Wenn sich der Erzähler mit Clio auf eine detektivische Suche nach einem verschwundenen Bild des Barock-Malers Caravaggio begibt, wird überdies deutlich, dass auch die europäische Kulturhistorie ihre tiefen Abgründe aufweist. Im Zuge dieses Mini-Krimis reist Pfeijffer mit seiner Clio noch an weitere Schauplätze Europas, wobei nicht nur die damit verbundenen Exkurse und Exkursionen in die europäische Kunstgeschichte spannend sind, sondern auch immer mehr Spannung in der Beziehung zwischen den beiden Liebenden entsteht. Die kapriziös-exzentrische Freundin verlässt schließlich ihren altersbedingt nicht mehr ganz so wendigen Freund, um ein unwiderstehliches Jobangebot in einer weitgehend kulturfreien Zone anzunehmen. Dieser Ort befindet sich allerdings wohlgemerkt nicht im Fernen Osten. Das Ende des Buches gibt der Geschichte dann aber doch nochmal einen überraschenden Dreh – einen sehr menschlichen und zugleich doch menschlich enttäuschenden.

Grand Hotel Europa polarisiert ohne Frage.

Grand Hotel Europa polarisiert ohne Frage.
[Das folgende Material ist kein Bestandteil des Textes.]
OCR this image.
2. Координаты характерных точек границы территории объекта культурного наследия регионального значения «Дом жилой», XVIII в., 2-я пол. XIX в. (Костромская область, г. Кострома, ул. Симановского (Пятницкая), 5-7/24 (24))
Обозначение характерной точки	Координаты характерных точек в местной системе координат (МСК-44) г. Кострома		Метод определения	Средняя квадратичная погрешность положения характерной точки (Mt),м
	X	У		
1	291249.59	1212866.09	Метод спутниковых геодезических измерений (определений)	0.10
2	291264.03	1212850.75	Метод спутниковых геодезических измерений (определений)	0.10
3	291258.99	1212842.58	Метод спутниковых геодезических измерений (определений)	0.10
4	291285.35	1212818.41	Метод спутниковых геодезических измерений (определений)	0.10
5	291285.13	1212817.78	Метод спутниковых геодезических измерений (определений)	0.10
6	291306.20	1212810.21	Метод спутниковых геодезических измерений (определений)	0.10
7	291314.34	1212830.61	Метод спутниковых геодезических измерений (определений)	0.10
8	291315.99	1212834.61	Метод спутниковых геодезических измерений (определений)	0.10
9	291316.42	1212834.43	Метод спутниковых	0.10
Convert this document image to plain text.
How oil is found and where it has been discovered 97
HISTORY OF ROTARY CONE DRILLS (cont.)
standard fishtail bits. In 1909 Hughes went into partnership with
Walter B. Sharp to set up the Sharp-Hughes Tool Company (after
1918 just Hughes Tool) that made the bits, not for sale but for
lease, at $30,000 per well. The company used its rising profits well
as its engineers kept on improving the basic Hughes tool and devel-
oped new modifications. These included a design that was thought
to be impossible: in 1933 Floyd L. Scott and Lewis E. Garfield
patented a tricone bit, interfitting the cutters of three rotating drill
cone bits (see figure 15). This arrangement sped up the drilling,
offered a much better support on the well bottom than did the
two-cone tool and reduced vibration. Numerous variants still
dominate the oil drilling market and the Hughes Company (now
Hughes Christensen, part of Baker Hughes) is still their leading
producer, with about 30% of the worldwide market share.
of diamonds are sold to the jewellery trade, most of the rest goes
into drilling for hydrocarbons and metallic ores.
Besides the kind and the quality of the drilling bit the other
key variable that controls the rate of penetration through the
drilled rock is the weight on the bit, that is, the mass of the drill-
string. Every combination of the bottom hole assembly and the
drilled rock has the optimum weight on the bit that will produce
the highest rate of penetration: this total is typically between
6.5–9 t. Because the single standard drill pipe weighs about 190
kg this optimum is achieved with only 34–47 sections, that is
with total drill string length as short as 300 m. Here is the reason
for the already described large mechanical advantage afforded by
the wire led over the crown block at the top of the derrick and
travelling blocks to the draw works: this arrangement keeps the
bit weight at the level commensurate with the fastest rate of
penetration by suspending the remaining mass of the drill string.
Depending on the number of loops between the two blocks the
Manche mögen das Buch als Manifest der Sinophobie brandmarken. Manche mögen das Traktat als schnöden, überkommenen Kulturelitismus abtun, vielleicht sogar als kulturimperialistisch. Wieder andere könnten Anstoß an den teils heftigen Sexszenen nehmen und diese als testosterongesteuerte Machismo-Fantasien eines alten weißen Mannes kritisieren. Und einigen mag das mit Symbolismus aufgeladene Szenarium allzu dick aufgetragen sein, zumal wenn sie obendrein auch noch Probleme mit der teils beißenden Ironie des manchmal etwas selbstgefällig schwadronierenden Autors haben.

Und dennoch: Der Roman wirkt durchweg inspirierend, und er ist auch nicht dumpf plakativ. Vielmehr ist er meisterhaft erzählt, äußerst handlungsstark und zugleich doch immer wieder von seitenlangen Passagen durchbrochen, die essayistischen Charakter haben. Dabei legt Pfeijffer seinen Protagonisten keine Lösungsvorschläge in den Mund, das ist auch nicht die Aufgabe von Literatur. Aber man kann sich hervorragend an seinen lustvollen Provokationen reiben – oder ihnen einfach nur Applaus spenden. Der Autor stößt nicht in das Horn eines konservativ-reaktionären Kulturpessimismus. Wohl aber zeigt er deutlich auf, welche zivilisatorischen Errungenschaften auf dem Spiel stehen. Analog zur Klimapolitik könnte man sagen, dass Pfeijffer vor drohenden kulturellen Kipppunkten warnt.

In den Niederlanden rangierte Grand Hotel Europa direkt nach seinem Erscheinen ein halbes Jahr an der Spitze der Bestseller-Liste. Hierzulande sind die Reaktionen auf das Buch bislang eher verhalten ausgefallen. Dies ist einerseits verwunderlich, andererseits auch symptomatisch. Denn auf lange Sicht könnte sich „GHE“ als epochales Werk herausstellen, das eine Zeitenwende in der Geschichte Europas in Form eines Romans dokumentiert und vorhergesagt hat. Und zum Untergang gehört vor der ersten Panik und der schlussendlichen Resignation ja auch immer die anfängliche Verdrängung.